Biochemists often call hemes “prosthetic groups”, like the enzyme cofactor class, since they intrinsically link to the hemoglobin protein. Additionally, due to the presence and function of iron, hemoglobin is often described as a “metalloprotein”.
Hemoglobin Cooperative Oxygen Binding
As mentioned before, hemoglobin carries oxygen using its heme groups. When oxygen binds to the iron, the heme group’s pucker flattens into a plane, as another histidine stabilizes the oxygen from above.
Importantly, the binding of oxygen also stimulates a cascade of structural changes in hemoglobin structure. These changes ultimately result in one Ɑ-ß pair rotating 15° with respect to the other. As a result, the central cavity in the protein closes.
This oxygenated conformation of hemoglobin (or R state) better exposes its heme groups than its more constrained conformation (or T state). Thus, after the first oxygen binds to a heme group, all the other heme groups have a much stronger affinity to bind to their own oxygen molecules. Biochemists use the term “cooperative binding” to describe this phenomenon of one binding increasing the likelihood of subsequent bindings.
Additionally, when the protein becomes fully saturated with oxygen, and thus reaches the complete R state, the structural changes reverse after the first oxygen dissociates. All other heme groups then slightly lose affinity for their oxygens, making a second dissociation more likely, and a third more likely after that.
Ultimately, hemoglobin’s capability of cooperative binding results in easy oxygen binding in oxygen-rich conditions and easy dissociation in oxygen-poor conditions. This proves incredibly beneficial in oxygen transport, as hemoglobin quickly saturates in the oxygen-rich lungs, but automatically unloads its oxygen once it reaches oxygen-poor tissue.
Hemoglobin Mutation: Sickle Cell Anemia
Like all proteins, DNA sequences ultimately dictate the sequence of amino acids in hemoglobin, which informs its final three-dimensional structure.
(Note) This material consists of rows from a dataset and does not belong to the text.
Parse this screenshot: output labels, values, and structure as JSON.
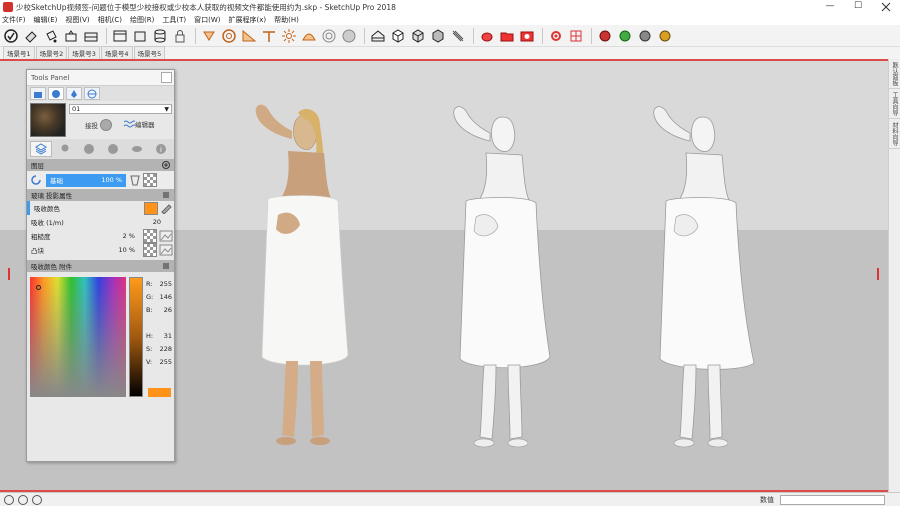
{
  "window": {
    "title": "少校SketchUp视频签-问题位于模型少校接权或少校本人获取的视频文件都能使用约为.skp - SketchUp Pro 2018",
    "minimize": "—",
    "maximize": "☐",
    "close": ""
  },
  "menu": [
    "文件(F)",
    "编辑(E)",
    "视图(V)",
    "相机(C)",
    "绘图(R)",
    "工具(T)",
    "窗口(W)",
    "扩展程序(x)",
    "帮助(H)"
  ],
  "scene_tabs": [
    "场景号1",
    "场景号2",
    "场景号3",
    "场景号4",
    "场景号5"
  ],
  "tools_panel": {
    "title": "Tools Panel",
    "material_name": "01",
    "option_1": "接投",
    "option_2": "编辑器",
    "layer_section": "图层",
    "layer_name": "基础",
    "layer_opacity": "100 %",
    "props_section": "玻璃 投影属性",
    "props": [
      {
        "label": "吸收颜色",
        "value": ""
      },
      {
        "label": "吸收 (1/m)",
        "value": "20"
      },
      {
        "label": "粗糙度",
        "value": "2 %"
      },
      {
        "label": "凸块",
        "value": "10 %"
      }
    ],
    "color_section": "吸收颜色 附件",
    "rgb": [
      {
        "k": "R:",
        "v": "255"
      },
      {
        "k": "G:",
        "v": "146"
      },
      {
        "k": "B:",
        "v": "26"
      },
      {
        "k": "",
        "v": ""
      },
      {
        "k": "H:",
        "v": "31"
      },
      {
        "k": "S:",
        "v": "228"
      },
      {
        "k": "V:",
        "v": "255"
      }
    ],
    "swatch_color": "#ff9218"
  },
  "right_tray": [
    "默认面板",
    "工具向导",
    "材料向导"
  ],
  "statusbar": {
    "measure_label": "数值",
    "measure_value": ""
  },
  "colors": {
    "sky": "#d9d9d9",
    "ground": "#c2c2c2",
    "accent": "#3d9bf0",
    "frame": "#dd4a4a"
  }
}
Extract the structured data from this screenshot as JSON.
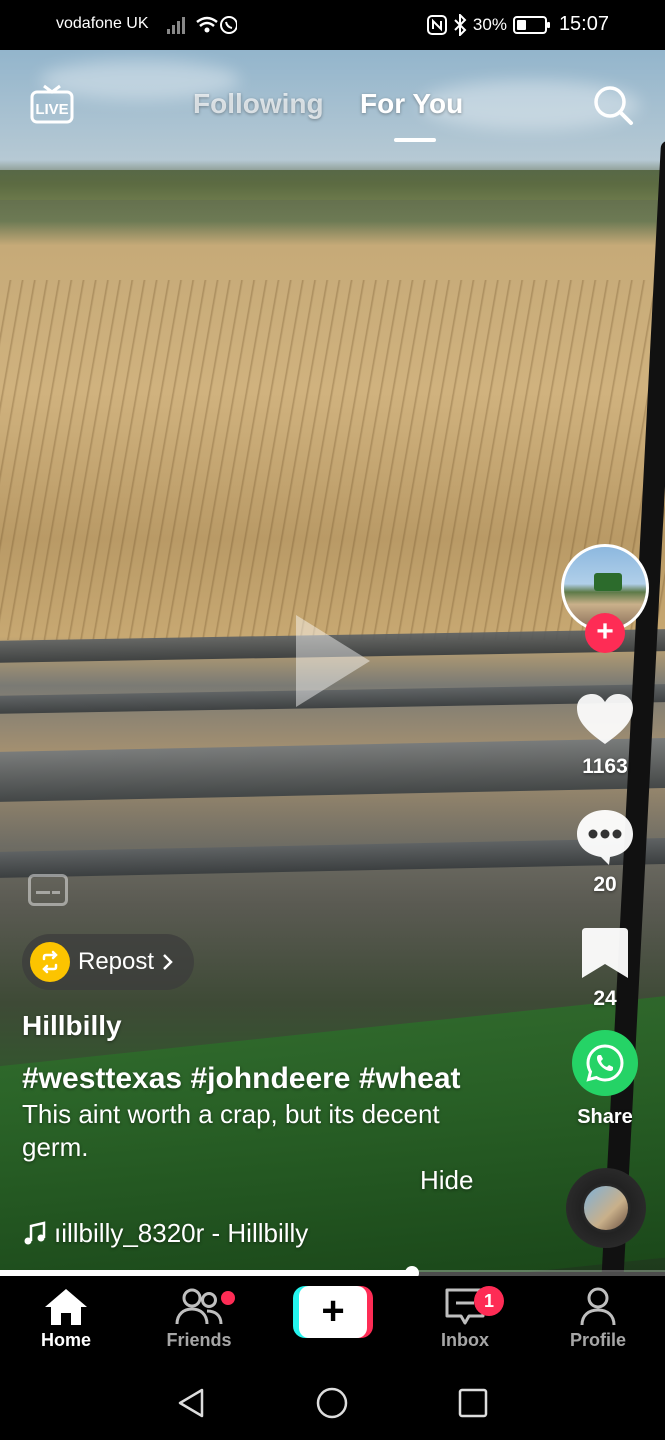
{
  "status_bar": {
    "carrier": "vodafone UK",
    "battery": "30%",
    "battery_level": 0.3,
    "time": "15:07"
  },
  "top_nav": {
    "live_label": "LIVE",
    "tabs": [
      {
        "label": "Following",
        "active": false
      },
      {
        "label": "For You",
        "active": true
      }
    ]
  },
  "post": {
    "repost_label": "Repost",
    "author": "Hillbilly",
    "hashtags": "#westtexas #johndeere #wheat",
    "description": "This aint worth a crap, but its decent germ.",
    "hide_label": "Hide",
    "sound": "ıillbilly_8320r - Hillbilly"
  },
  "actions": {
    "likes": "1163",
    "comments": "20",
    "bookmarks": "24",
    "share_label": "Share"
  },
  "playback": {
    "progress": 0.62
  },
  "bottom_nav": {
    "items": [
      {
        "label": "Home",
        "active": true
      },
      {
        "label": "Friends",
        "active": false
      },
      {
        "label": "Inbox",
        "active": false,
        "badge": "1"
      },
      {
        "label": "Profile",
        "active": false
      }
    ]
  },
  "colors": {
    "accent_red": "#fe2c55",
    "accent_cyan": "#25f4ee",
    "whatsapp_green": "#25d366",
    "repost_yellow": "#fcc400"
  },
  "icons": [
    "live-icon",
    "search-icon",
    "heart-icon",
    "comment-icon",
    "bookmark-icon",
    "whatsapp-icon",
    "music-note-icon",
    "captions-icon",
    "home-icon",
    "friends-icon",
    "inbox-icon",
    "profile-icon"
  ]
}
However, DNA tends to occasionally mutate into a slightly different sequence. One such mutation in the gene coding for human hemoglobin results in a substitution of glutamic acid (Glu) for valine (Val) in both ß subunits. Notably, Glu has a polar structure, fit for interacting with the solvent outside the protein, while Val is non-polar.
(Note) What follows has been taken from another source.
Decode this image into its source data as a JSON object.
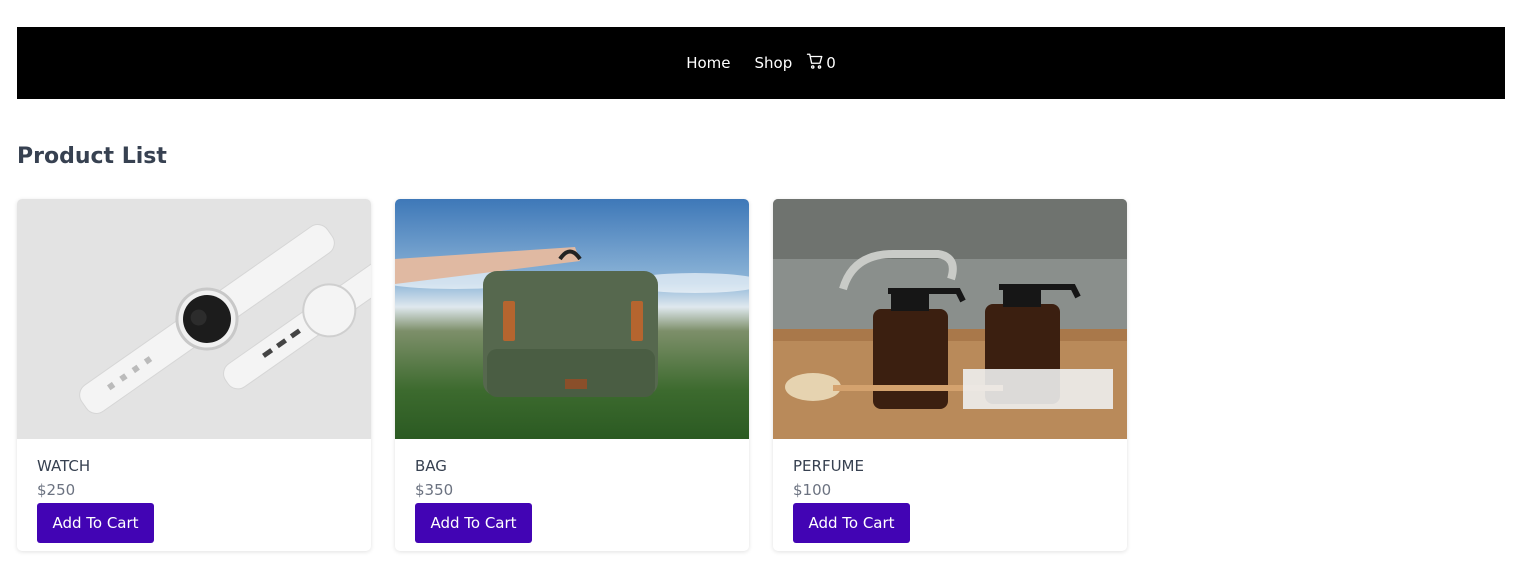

This mutation then creates a new hydrophobic pocket on the surface of the protein, which sticks to hydrophobic groups on other hemoglobins. Ultimately, the aggregation of mutated hemoglobin deforms the red blood cells that carry them into sickle shapes when deoxygenated. These deformed cells tend to clog and carry less oxygen than wild-type blood cells. As a result, patients who have this genetic condition tend to have a higher likelihood of pain and blood-related illness. Interestingly, sickle cell anemia also tends to have a higher resistance to malaria than wild-type blood, suggesting a possible reason for its persistence in the human gene pool.